OAPs’ anger over TV licence threat
Ian lets BBC chief know what he thinks of proposal
Dumfries pensioner Ian Waugh showed yesterday what he thinks of proposals to scrap free TV licences for people over 75.
Ian was shocked when BBC Director General Tony Hall said the fee could be introduced by June 2020 because over 75s “watch more television than others do”.
Making pensioners pay for the licence once more could save the BBC around £150million.
But Ian and his fellow members of Dumfries and Galloway Pensioners for Independence aren’t impressed.
He blasted: “We’ve been told we live too long, we’ve been told we use the NHS too much, we’ve been told we didn’t save enough.
“Now we’ve been told we watch too much TV.”
The group, set up in April to discuss issues around the Scottish independence debate, are now calling for licence fee avoidance to be decriminalised.
Last year, there was 180,000 prosecutions for TV licence avoidance – 10 per cent of all criminal cases in England and Wales.
Currently, people over 75 can apply for an exemption from the current fee of £150.50.
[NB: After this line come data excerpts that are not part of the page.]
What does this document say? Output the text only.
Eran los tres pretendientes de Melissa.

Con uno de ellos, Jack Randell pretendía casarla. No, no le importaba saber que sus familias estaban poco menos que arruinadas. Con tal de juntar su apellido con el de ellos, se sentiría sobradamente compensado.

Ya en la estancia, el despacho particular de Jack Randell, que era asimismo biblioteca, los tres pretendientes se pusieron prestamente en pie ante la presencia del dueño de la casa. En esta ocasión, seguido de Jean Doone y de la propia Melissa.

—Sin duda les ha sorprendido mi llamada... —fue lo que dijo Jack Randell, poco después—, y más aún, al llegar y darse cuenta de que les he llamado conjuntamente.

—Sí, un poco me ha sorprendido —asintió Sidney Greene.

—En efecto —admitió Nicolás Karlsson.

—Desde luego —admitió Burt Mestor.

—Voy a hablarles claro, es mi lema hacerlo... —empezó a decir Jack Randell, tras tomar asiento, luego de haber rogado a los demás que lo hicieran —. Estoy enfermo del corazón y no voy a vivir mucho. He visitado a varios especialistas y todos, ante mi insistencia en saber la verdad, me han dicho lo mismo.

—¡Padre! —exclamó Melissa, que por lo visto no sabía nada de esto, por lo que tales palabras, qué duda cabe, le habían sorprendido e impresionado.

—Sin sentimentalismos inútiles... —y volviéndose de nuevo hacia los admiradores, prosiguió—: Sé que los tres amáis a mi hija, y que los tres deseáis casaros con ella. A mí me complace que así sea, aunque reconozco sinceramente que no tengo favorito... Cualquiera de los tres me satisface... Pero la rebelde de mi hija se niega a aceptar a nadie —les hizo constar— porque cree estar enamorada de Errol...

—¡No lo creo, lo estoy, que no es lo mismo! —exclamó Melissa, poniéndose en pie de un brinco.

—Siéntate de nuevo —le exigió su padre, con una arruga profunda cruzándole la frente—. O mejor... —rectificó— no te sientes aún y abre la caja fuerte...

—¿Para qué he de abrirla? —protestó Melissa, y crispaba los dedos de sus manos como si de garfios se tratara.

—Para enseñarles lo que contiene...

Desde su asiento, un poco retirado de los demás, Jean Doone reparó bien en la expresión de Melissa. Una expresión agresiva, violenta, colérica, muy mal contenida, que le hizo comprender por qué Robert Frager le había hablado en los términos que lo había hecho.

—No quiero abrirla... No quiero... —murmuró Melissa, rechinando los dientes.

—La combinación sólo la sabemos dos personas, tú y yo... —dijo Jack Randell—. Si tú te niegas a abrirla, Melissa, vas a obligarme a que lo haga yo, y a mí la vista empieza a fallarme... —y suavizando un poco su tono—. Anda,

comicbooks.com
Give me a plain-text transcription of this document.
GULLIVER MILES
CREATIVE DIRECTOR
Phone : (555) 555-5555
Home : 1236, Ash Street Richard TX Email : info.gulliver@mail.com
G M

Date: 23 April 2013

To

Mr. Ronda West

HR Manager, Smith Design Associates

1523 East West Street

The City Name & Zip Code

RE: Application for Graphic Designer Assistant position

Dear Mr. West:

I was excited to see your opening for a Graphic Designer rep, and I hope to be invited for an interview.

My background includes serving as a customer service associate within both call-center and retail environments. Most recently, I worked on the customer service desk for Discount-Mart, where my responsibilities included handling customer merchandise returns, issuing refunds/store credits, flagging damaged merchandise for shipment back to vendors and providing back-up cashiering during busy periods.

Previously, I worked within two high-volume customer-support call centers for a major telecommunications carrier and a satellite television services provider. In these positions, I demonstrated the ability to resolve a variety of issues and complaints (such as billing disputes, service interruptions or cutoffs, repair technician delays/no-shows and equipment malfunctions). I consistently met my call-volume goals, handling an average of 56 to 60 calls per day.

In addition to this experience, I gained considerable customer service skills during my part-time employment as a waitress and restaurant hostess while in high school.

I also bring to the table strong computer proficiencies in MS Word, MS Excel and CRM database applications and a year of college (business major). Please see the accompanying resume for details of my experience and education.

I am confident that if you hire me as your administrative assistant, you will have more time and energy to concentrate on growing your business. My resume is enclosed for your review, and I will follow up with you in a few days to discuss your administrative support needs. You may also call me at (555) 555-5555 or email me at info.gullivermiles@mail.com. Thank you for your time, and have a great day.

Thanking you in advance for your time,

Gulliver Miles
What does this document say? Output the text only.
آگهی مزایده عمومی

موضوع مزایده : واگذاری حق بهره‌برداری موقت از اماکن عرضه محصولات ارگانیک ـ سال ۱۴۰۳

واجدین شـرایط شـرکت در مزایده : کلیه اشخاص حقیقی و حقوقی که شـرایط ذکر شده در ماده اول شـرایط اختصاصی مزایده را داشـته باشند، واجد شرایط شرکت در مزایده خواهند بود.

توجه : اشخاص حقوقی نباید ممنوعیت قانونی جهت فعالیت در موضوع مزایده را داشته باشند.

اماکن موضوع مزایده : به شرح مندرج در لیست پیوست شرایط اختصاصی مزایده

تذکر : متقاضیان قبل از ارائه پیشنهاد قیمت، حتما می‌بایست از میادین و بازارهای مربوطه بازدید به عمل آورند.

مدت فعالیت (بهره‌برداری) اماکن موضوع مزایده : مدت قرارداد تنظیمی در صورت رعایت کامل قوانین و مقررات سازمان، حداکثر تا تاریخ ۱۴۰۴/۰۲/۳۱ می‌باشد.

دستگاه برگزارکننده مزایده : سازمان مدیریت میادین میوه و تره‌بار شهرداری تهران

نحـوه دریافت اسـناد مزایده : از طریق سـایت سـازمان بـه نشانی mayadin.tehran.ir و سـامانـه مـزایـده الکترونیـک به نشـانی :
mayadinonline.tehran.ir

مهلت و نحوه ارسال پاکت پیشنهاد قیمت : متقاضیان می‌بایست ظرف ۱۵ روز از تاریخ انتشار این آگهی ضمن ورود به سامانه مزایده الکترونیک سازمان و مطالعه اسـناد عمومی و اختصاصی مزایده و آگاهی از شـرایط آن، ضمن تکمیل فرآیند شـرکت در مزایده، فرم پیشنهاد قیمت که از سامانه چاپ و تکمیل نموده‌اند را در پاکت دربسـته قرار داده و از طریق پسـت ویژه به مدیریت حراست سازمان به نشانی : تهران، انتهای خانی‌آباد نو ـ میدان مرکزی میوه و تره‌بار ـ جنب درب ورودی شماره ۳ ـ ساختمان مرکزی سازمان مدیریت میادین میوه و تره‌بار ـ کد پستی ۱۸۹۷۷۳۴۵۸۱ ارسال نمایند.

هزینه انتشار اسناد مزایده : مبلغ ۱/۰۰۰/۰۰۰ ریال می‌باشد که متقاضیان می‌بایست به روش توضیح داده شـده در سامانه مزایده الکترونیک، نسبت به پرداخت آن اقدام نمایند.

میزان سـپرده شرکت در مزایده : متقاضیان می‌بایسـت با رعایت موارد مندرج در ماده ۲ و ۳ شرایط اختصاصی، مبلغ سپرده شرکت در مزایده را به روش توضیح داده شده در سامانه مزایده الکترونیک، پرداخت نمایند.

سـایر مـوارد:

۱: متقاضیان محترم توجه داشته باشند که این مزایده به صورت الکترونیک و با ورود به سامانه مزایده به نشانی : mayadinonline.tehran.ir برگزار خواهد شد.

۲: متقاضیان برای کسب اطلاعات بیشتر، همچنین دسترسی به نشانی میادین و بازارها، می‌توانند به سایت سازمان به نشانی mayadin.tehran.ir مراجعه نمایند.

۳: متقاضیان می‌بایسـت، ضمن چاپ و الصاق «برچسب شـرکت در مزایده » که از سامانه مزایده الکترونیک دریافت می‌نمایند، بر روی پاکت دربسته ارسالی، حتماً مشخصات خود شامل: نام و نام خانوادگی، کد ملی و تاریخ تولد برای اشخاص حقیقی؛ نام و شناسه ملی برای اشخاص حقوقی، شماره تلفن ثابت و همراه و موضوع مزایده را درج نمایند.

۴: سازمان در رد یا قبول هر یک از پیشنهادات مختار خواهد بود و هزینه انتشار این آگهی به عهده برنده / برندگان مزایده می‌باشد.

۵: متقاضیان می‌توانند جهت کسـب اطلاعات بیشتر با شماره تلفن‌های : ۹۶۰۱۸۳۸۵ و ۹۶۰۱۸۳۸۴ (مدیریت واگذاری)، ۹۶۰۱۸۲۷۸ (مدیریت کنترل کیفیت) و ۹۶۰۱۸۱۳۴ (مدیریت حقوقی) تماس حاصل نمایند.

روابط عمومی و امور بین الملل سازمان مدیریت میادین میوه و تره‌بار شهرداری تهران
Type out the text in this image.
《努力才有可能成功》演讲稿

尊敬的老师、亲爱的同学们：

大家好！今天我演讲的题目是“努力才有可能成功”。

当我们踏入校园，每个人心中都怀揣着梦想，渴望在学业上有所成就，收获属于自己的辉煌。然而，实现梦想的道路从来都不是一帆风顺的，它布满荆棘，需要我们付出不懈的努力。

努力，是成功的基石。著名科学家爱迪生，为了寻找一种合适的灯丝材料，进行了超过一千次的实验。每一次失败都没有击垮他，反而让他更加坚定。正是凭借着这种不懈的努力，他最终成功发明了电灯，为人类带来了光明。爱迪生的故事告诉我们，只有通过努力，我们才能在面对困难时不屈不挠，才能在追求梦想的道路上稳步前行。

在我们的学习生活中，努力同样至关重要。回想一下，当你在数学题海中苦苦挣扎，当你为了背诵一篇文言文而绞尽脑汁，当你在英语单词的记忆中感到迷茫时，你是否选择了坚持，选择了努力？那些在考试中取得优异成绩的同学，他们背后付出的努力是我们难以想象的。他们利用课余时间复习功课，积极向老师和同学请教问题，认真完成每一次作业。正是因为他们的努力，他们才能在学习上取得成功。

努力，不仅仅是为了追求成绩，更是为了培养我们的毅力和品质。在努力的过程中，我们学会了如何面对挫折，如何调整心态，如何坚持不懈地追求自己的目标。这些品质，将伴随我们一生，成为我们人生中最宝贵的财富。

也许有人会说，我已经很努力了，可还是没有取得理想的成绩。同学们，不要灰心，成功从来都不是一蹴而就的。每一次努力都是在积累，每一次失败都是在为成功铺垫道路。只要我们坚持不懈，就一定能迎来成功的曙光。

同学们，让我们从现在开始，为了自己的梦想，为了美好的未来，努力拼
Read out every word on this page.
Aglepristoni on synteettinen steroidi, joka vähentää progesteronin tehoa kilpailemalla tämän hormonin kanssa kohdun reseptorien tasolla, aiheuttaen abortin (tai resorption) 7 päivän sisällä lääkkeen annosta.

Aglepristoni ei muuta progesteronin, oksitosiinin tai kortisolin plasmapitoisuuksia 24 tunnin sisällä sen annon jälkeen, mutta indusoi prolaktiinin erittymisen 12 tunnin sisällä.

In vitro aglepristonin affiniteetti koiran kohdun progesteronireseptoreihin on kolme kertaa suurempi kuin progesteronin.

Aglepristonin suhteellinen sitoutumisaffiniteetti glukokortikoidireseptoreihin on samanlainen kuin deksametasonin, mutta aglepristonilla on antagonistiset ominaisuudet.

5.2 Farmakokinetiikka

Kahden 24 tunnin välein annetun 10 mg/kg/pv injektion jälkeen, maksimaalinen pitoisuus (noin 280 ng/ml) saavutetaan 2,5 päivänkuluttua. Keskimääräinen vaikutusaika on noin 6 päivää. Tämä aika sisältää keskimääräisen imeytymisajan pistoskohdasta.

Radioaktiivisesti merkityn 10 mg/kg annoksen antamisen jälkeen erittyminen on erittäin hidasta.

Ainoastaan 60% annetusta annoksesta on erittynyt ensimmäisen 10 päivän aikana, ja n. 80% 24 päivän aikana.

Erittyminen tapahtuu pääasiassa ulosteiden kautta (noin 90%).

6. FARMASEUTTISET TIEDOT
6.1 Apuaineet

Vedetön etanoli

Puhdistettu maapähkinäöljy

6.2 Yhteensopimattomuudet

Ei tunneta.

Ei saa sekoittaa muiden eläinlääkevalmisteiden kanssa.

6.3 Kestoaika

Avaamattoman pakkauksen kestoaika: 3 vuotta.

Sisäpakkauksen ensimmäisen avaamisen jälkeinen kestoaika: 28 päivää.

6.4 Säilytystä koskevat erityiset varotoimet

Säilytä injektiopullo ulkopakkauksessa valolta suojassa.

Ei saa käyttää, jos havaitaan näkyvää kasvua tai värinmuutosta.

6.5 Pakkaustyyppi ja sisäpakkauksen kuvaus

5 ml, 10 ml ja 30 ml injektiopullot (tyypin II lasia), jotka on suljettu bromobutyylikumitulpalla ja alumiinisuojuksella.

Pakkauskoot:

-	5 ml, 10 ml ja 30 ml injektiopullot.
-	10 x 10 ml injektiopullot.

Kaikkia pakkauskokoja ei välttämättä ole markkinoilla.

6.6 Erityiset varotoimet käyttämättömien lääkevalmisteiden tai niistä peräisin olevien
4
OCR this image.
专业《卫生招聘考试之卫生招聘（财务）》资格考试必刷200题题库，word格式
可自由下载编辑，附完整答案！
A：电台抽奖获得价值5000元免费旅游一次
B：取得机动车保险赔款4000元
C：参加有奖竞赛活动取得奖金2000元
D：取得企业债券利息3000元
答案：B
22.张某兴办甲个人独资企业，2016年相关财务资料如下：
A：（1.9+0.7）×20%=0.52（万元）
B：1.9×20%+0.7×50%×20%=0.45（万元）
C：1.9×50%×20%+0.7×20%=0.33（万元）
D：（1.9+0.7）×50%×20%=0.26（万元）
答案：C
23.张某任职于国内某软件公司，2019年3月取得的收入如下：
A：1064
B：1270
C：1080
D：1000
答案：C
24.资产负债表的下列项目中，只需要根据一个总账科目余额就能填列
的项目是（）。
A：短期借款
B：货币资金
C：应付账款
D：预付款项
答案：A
Ian pretended he was taking a hammer to his TV after Mr Hall’s words.
He said: “The BBC pay stars like Gary Lineker £1,750,000 while Lord Hall himself is paid £205,000 a year. Pensioners get £125.95 a week.
“UK pensioners suffer from the lowest rate of pensions in the developed world.
“They suffer more than most from the lack of rural transport, bank closures and lack of retail outlets.
“Care providers are increasingly under threat.
“For many, the TV provides their only distraction and light on the outside world.
“If the BBC wants to act with a cavalier disregard for its social obligations, it should lose the protection of the criminal justice system and be forced to seek redress like any other commercial business.”